Aku jadi teringat masa-masa sulit waktu ngurus beasiswa ini. Mulai dari ngisi formulir, pontang panting nyari dosen yang mau ngasih tanda tangan, Kirim berkas sambil hujan-hujan, uang pegiriman yang gak cukup, ikut antrian panjang buat ngedapatin ketikan surat keterangan masih kul, kehilangan surat keterangan kul yang udah ditandanganin, ikutan tes ITP TOEFL, samapi FD yang harus kena serangan 753 virus trojan gara-gara terlalu sering online iinternet buat ngedapatin trick dan bocoran soal wawancara. Dan kesemuanya itu harus diakhiri dengan satu kata. GAGAL

Namun setidaknya, ada 2 teman aku yang lulus dari UIN. Ada Jusni ma Ramon. Mereka yang bakalan ngerasain gimana rasanya menghabiskan waktu 2 bulan di Amrik. Yah, Tuhan memang telah menggariskan semuanya. Ini yang namanya Takdir.

Bagi aku, ini kegagalan yang kedua kalinya yang aku rasakan saat berusaha untuk ke luar negeri. Tapi entah kenapa, sebuah perasaan di dalam hati muncul. Suatu perasaan yang menuntut untuk tidak terlalalu larut dalam kesedihan. Seakan ada hal lebih besar yang menunggu dibalik semua ini.

Mengharapakan keajaiban??? Kayaknya susah. Namun aku mulai sadar. Jalan ke sana tidaklah mudah. Saatnya untuk kemudian lebih bersungguh-sungguh mencari beasiswa lagi. Yeah, I am getting closer to get there. Sedikit lagi

Rabu, 17 Desember 2008

IELSP-Road to America Part 7

Minggu ke dua setelah proses wawancara. jantung semakin berdebar. Dag dig dug gak karuan. Apalagi kalau melihat dari pengalaman peserta terdahulu yang ngatain kalo pemberitahuan tentnag lulusnya diberitakan melalui telepon di minggu ke dua setelah wawancara.

Posisi hp selalu siaga 1. Apalagi di waktu pagi sampai sore hari. Gak heran kalau tiap ada yang nelepon, hati kecil selalu berharap no Jakarta. Begitu seterusnya. Rasa-rasanya jantung selalu aja kepingin copot tiap ada orang yang nelpon. Kaukah itu pembawa khabar baik bagiku????
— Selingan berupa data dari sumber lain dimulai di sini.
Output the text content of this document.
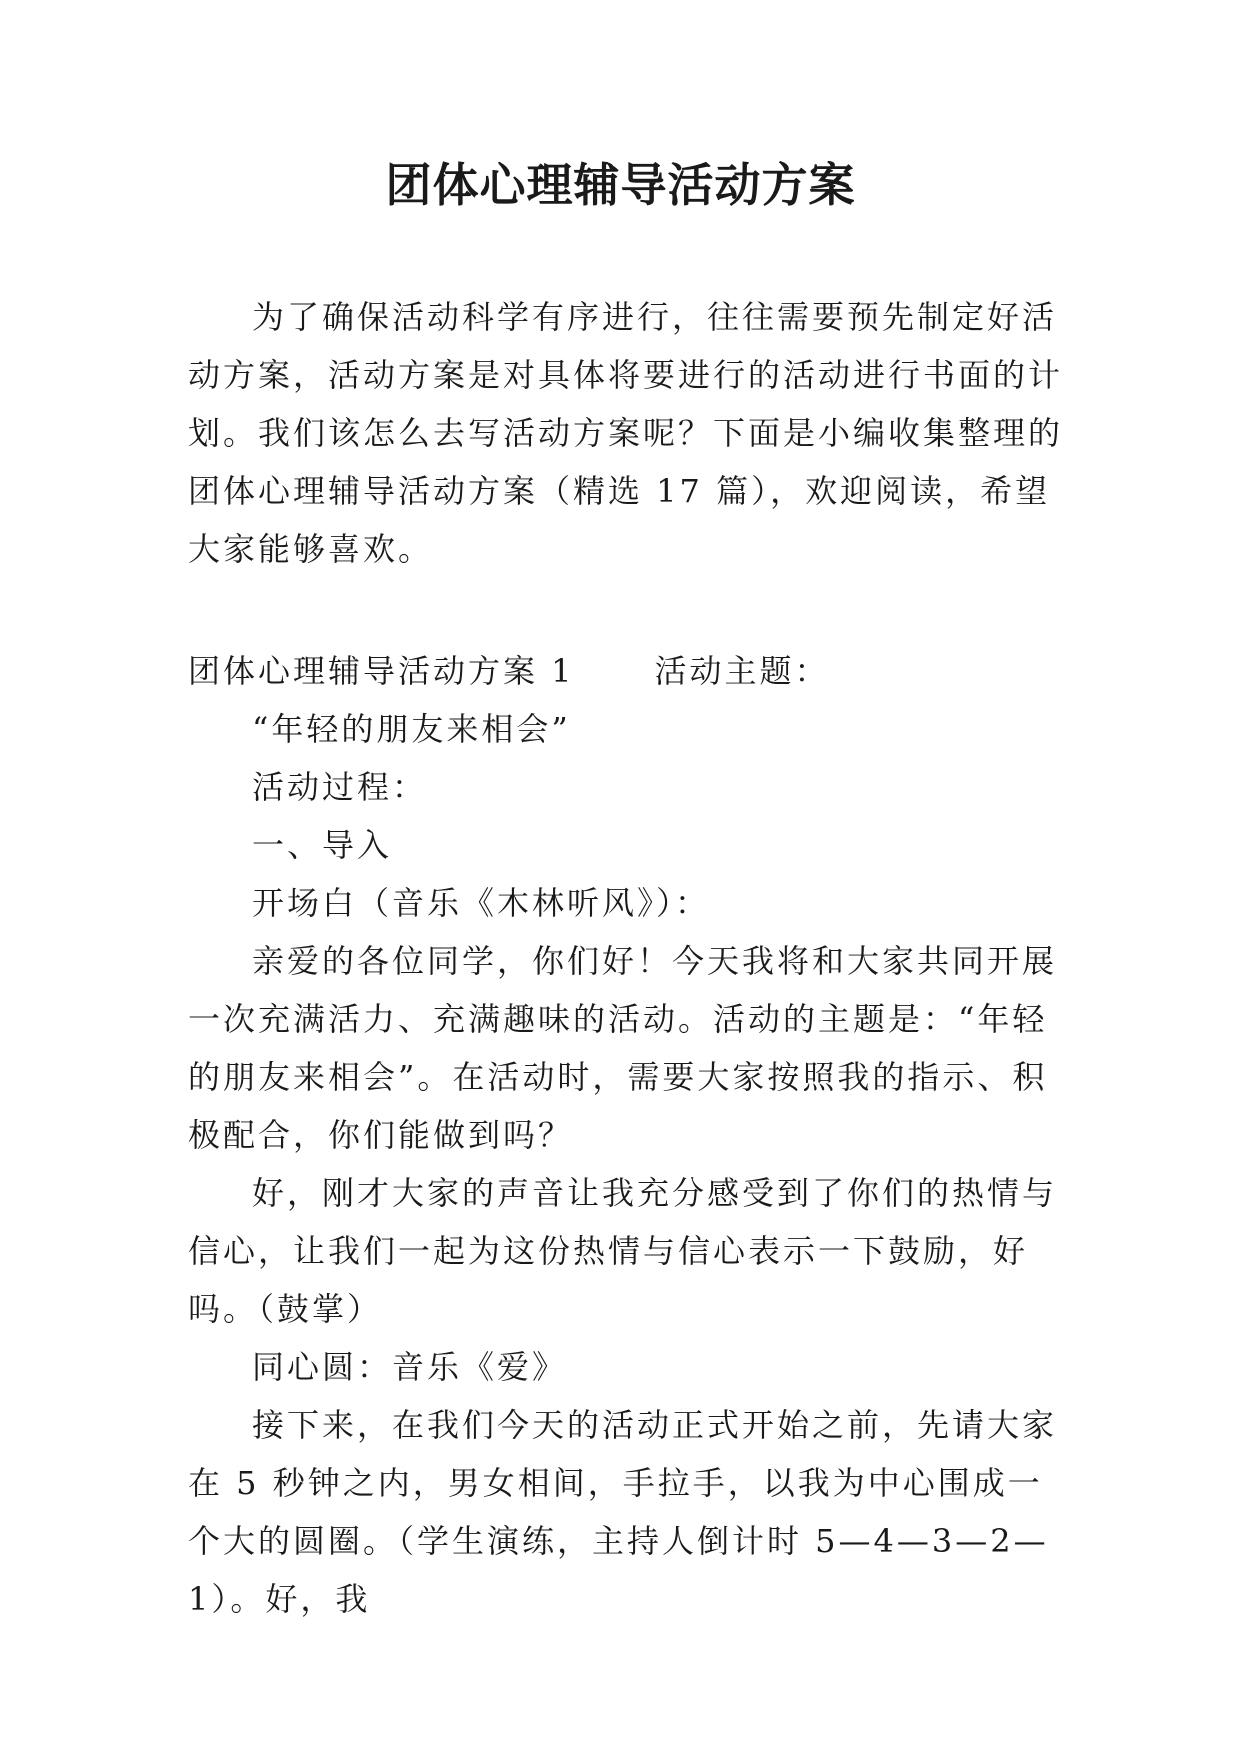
团体心理辅导活动方案

为了确保活动科学有序进行，往往需要预先制定好活动方案，活动方案是对具体将要进行的活动进行书面的计划。我们该怎么去写活动方案呢？下面是小编收集整理的团体心理辅导活动方案（精选 17 篇），欢迎阅读，希望大家能够喜欢。

团体心理辅导活动方案 1	活动主题：

“年轻的朋友来相会”

活动过程：

一、导入

开场白（音乐《木林听风》）：

亲爱的各位同学，你们好！今天我将和大家共同开展一次充满活力、充满趣味的活动。活动的主题是：“年轻的朋友来相会”。在活动时，需要大家按照我的指示、积极配合，你们能做到吗？

好，刚才大家的声音让我充分感受到了你们的热情与信心，让我们一起为这份热情与信心表示一下鼓励，好吗。（鼓掌）

同心圆：音乐《爱》

接下来，在我们今天的活动正式开始之前，先请大家在 5 秒钟之内，男女相间，手拉手，以我为中心围成一个大的圆圈。（学生演练，主持人倒计时 5—4—3—2—1）。好，我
Cek, email dan browsing di internet pun hampir tiap hari. Temanya gak jauh-jauh dari upaya dapat bocoran ataupun hasil pengumuman IELSP batch 6. Tapi tetap aja hasilnya masih nihil. Belum ada kejelasan, belum ada pengumuman.
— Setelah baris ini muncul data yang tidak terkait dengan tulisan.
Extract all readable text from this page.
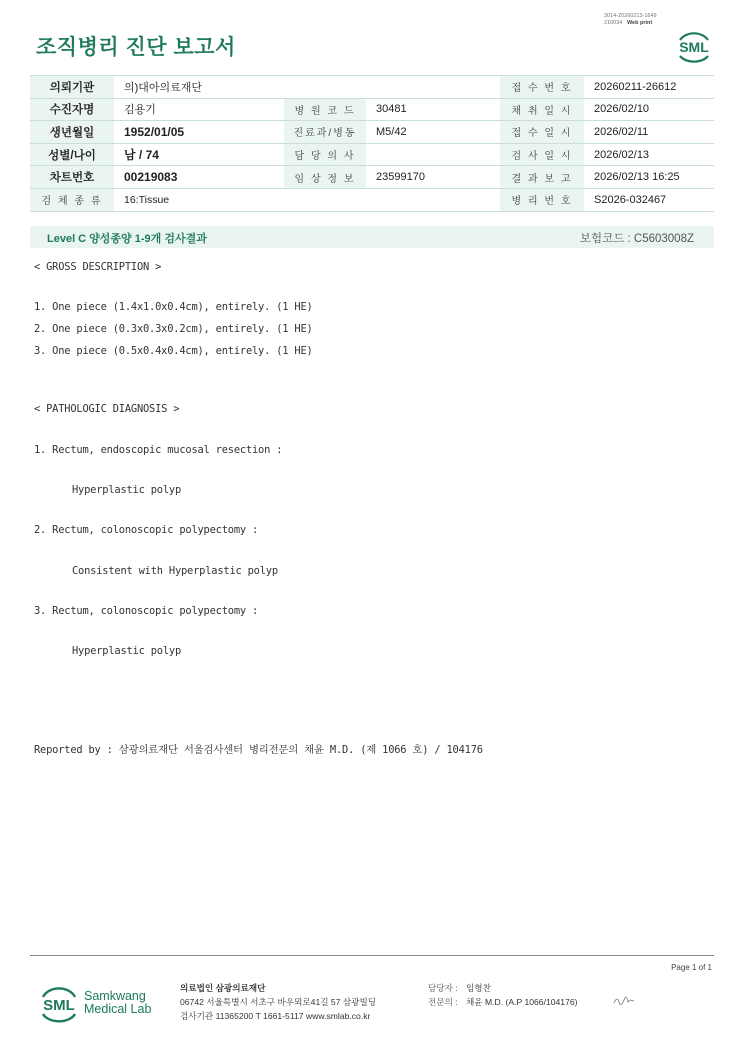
3014-20260213-1649
210034 Web print
조직병리 진단 보고서	SML
의뢰기관	의)대아의료재단			접 수 번 호	20260211-26612
수진자명	김용기	병 원 코 드	30481	채 취 일 시	2026/02/10
생년월일	1952/01/05	진료과/병동	M5/42	접 수 일 시	2026/02/11
성별/나이	남 / 74	담 당 의 사		검 사 일 시	2026/02/13
차트번호	00219083	임 상 정 보	23599170	결 과 보 고	2026/02/13 16:25
검 체 종 류	16:Tissue			병 리 번 호	S2026-032467
Level C 양성종양 1-9개 검사결과	보험코드 : C5603008Z
< GROSS DESCRIPTION >
1. One piece (1.4x1.0x0.4cm), entirely. (1 HE)
2. One piece (0.3x0.3x0.2cm), entirely. (1 HE)
3. One piece (0.5x0.4x0.4cm), entirely. (1 HE)
< PATHOLOGIC DIAGNOSIS >
1. Rectum, endoscopic mucosal resection :
Hyperplastic polyp
2. Rectum, colonoscopic polypectomy :
Consistent with Hyperplastic polyp
3. Rectum, colonoscopic polypectomy :
Hyperplastic polyp
Reported by : 삼광의료재단 서울검사센터 병리전문의 채윤 M.D. (제 1066 호) / 104176
Page 1 of 1
SML
Samkwang
Medical Lab
의료법인 삼광의료재단
06742 서울특별시 서초구 바우뫼로41길 57 삼광빌딩
검사기관 11365200 T 1661-5117 www.smlab.co.kr
담당자 : 임형찬
전문의 : 채윤 M.D. (A.P 1066/104176)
Sempat jadi minder juga saat temen ngomong kalau kemungkinan yang lulus dari UIN cuman ada 2. Hanya Thi'ah ma Jusni. Padahal aku lagi ada pas temenku lagi ngomong. Terpaksa deh cuman tersenyum-senyum kecut aja. Namun dalam hati berharap kalau yang lulus itu aku.
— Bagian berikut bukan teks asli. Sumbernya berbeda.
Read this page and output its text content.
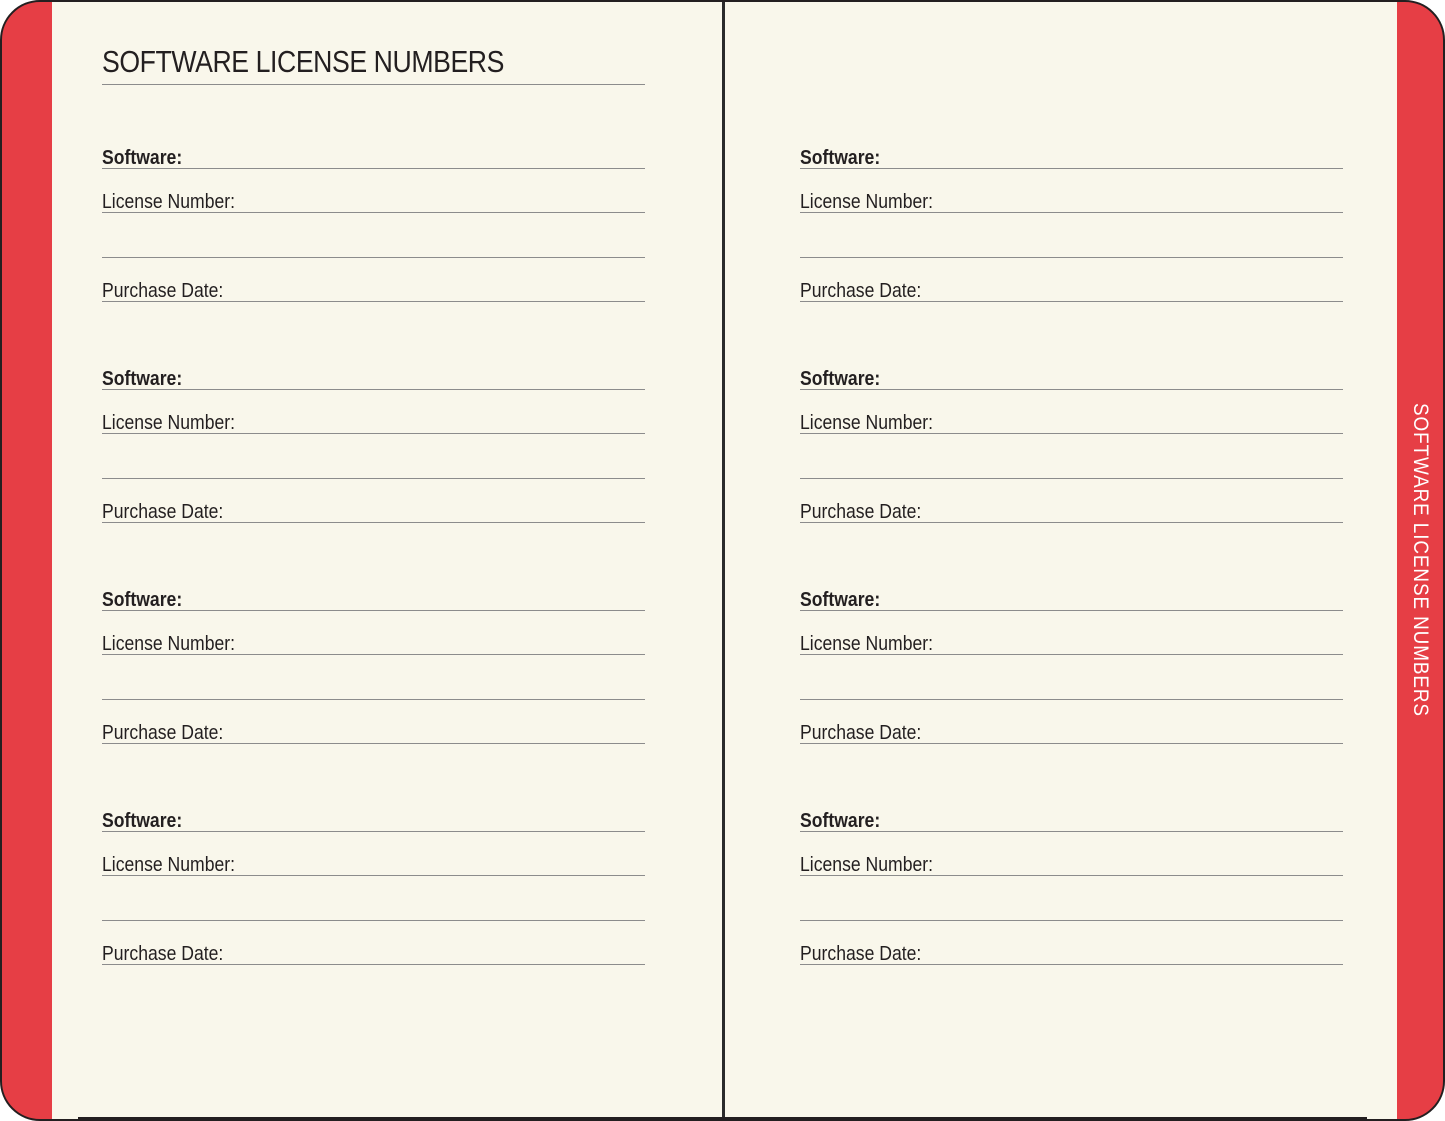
SOFTWARE LICENSE NUMBERS
SOFTWARE LICENSE NUMBERS
Software:
License Number:
Purchase Date:
Software:
License Number:
Purchase Date:
Software:
License Number:
Purchase Date:
Software:
License Number:
Purchase Date:
Software:
License Number:
Purchase Date:
Software:
License Number:
Purchase Date:
Software:
License Number:
Purchase Date:
Software:
License Number:
Purchase Date:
Sumpah, aku tidak akan berhenti berharap. Selama asa itu ada, maka pamrih itupun akan tetap ada.

Jumat, 12 Desember 2008

IELSP-Road to America Part 6

Menunggu udah barang tentu merupakan hal yang paling gak diingankan ma kita semua. Apalagi, kalau yang kita tungguin bukanlah suatu hal yang pasti. Hal yang sama aku rasakan setelah ngikutin ujian wawancara ke Amrik. Berhubung pengumumannya melalui telepon, maka gak heran kalu hamper tiap saat handphone yang aku punya selalu stand by disampingku.

Mau ke kamar mandi kek, mau makan kek, mau nyuci motor kek, intinya si hp harus ada disekitar aku. Soalnya, agak takut juga kalo nanti pihak dari Jakarta nelepon terus mau ngasih tahu kalo aku lulus, tapi aku gak angkat-angkat telepon. Belum lagi tiap ada yang telepon, harapannya selalu aja nomer dari Jakarta. Lucu banget, padahal lulus nggaknya pun belum pasti.

Meskipun begitu, aku tetap aja berharap dan berharap, berdoa dan berdoa, tak lupa berkhayal dan berkhayal kalau-kalau aku yang nantinya lulus. Semoga.

Selasa, 09 Desember 2008

IELSP-Road to America Part 5

Akhirnya, waktu yang dinanti datang juga. Wawancara penentu bakalan ke Amrik atau nggak bakalan diadain. Pukul stengah 7 aku dah berangkat dari rumah. Secara, waktu testnya bakalin diadain pukul 8. Di UNHAS pula. Butuh waktu setengah jam lebih untuk bisa sampai ke sana dari UIN. Tak lupa, kucium ke dua tangan ibu ma bapak.

Untuk persiapan kayaknya udah matang banget. Udah sempat browsing di internet coba cari bocoran tentang materi pertanyaannya. Terus, nyari-nyari pelajaran tentang budayanya orang Amrik sana. Belum lagi konsultasi ma dosen-dosen lulusan luar negeri tentang tata cara berinterview yang baik. Intinya. Eye contact.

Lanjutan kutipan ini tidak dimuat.